2. Custom Fail2Ban Action

[Definition]
                                actionstart =
                                actionstop =
                                actioncheck =
                                actionban = /usr/local/bin/fail2ban-cloudflare-ban.sh <ip>
                                actionunban =
                                

3. Sample jail.local for Tunnel-Exposed Service

[cloudflared-endpoint]
                                enabled = true
                                port    = http,https
                                filter  = cloudflared-abuse
                                logpath = /var/log/nginx/access.log
                                action  = cloudflare-ban[name=cloudflare-ban]
                                maxretry = 10
                                findtime = 86400         # 1 day
                                

This configuration ensures that persistent abuse against your tunneled service results in an IP block—enforced at the Cloudflare edge before malicious requests touch your server.

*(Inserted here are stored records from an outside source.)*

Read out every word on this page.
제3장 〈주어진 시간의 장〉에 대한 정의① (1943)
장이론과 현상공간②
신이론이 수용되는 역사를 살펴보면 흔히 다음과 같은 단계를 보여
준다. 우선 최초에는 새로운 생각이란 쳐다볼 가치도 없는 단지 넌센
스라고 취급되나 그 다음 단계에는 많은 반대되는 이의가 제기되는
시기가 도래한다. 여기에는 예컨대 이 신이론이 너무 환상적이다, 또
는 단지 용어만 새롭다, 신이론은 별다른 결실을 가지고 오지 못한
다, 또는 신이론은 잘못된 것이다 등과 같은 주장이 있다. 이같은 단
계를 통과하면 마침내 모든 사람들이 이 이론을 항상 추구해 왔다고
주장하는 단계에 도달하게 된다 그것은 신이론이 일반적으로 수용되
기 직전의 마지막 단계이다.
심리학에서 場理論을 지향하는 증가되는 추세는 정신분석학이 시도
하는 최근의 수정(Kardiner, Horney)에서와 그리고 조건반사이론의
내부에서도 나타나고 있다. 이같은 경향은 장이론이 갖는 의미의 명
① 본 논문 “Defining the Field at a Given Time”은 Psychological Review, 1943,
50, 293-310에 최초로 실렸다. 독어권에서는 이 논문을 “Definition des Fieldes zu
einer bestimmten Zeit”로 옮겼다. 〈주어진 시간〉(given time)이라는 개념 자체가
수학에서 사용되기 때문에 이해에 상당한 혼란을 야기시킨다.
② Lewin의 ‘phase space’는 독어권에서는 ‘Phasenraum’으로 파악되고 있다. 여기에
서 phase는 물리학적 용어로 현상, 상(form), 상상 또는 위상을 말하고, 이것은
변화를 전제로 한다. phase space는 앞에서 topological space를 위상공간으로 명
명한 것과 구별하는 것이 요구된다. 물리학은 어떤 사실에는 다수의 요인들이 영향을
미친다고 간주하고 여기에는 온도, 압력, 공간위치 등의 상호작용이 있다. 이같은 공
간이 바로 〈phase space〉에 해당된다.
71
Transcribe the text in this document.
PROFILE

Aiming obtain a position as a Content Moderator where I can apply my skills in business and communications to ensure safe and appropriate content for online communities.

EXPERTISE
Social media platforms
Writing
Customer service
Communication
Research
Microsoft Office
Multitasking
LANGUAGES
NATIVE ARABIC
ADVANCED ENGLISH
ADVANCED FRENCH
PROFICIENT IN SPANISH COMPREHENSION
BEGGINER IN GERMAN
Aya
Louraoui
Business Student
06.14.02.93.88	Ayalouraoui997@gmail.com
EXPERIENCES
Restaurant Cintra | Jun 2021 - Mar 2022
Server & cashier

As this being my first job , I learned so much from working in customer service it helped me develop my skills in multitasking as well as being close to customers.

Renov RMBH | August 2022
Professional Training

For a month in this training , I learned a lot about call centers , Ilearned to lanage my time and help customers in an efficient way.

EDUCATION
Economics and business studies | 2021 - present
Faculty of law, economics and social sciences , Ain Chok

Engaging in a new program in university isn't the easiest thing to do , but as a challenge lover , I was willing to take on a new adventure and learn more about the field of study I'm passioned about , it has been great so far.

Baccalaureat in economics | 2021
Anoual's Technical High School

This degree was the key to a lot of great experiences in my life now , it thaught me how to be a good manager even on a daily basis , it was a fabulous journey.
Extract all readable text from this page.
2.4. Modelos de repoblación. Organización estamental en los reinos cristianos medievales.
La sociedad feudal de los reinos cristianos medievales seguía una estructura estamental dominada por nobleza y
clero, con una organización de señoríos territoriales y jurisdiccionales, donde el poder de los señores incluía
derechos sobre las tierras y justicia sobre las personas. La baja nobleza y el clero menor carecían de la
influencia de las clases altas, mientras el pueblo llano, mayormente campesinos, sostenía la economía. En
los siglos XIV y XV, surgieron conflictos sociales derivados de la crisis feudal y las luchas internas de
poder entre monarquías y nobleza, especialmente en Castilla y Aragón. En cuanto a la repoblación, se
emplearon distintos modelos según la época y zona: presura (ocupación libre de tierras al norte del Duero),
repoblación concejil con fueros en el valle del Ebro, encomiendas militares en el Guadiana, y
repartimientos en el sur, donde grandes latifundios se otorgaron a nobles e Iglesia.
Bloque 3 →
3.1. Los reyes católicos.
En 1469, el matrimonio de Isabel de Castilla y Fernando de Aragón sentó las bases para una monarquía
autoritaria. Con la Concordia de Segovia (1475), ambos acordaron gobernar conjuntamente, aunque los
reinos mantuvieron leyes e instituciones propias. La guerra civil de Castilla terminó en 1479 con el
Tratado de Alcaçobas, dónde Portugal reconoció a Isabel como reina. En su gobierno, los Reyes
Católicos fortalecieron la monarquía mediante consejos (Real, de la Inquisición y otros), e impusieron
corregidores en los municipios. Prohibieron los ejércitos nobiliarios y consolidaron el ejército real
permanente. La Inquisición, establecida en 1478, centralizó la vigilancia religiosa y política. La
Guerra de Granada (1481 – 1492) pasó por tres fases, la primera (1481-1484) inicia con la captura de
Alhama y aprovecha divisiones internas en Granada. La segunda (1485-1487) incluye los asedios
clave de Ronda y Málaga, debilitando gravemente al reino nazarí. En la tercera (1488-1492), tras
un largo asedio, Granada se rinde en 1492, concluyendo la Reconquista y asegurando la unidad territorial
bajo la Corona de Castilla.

Here’s how it works in detail: Fail2Ban continuously monitors your service’s log files for suspicious patterns, such as repeated failed logins or malformed requests. When it detects an IP address that matches these patterns, it triggers a jail—a set of rules specifying what to look for and what action to take.

In this setup, the jail is configured to call a custom script whenever a rule is triggered. The script receives the offending IP address as an argument. It then uses the Cloudflare API to add a firewall rule that blocks this IP at the Cloudflare edge. This means any future requests from that IP are stopped by Cloudflare and never reach your server or tunnel.

• Detection: Fail2Ban uses filters (regular expressions) to scan logs for specific events, like too many failed logins from the same IP.
• Action: When a filter matches, the jail executes the script, passing the attacker’s IP.
• Blocking: The script uses Cloudflare’s API to block the IP, preventing further abuse at the network edge.

This automated process helps protect your service by quickly identifying and blocking abusive IPs, reducing the risk of successful attacks and minimizing manual intervention.

Conclusion From CoPilot

Imagine your website is like a treehouse with a secret ladder. You want your friends to visit, but you don’t want sneaky robots or strangers climbing up when you’re not looking. So, you use Cloudflare, like a friendly robot gatekeeper, who checks everyone before they get to your ladder. Then, you also use Fail2Ban, which is like a watchful owl sitting in the tree—if it sees someone doing something suspicious over and over, like shaking the ladder or poking at the door, it hoots and triggers a trap that blocks them from coming back. Together, they help you keep your treehouse safe, fun, and only for the people you trust.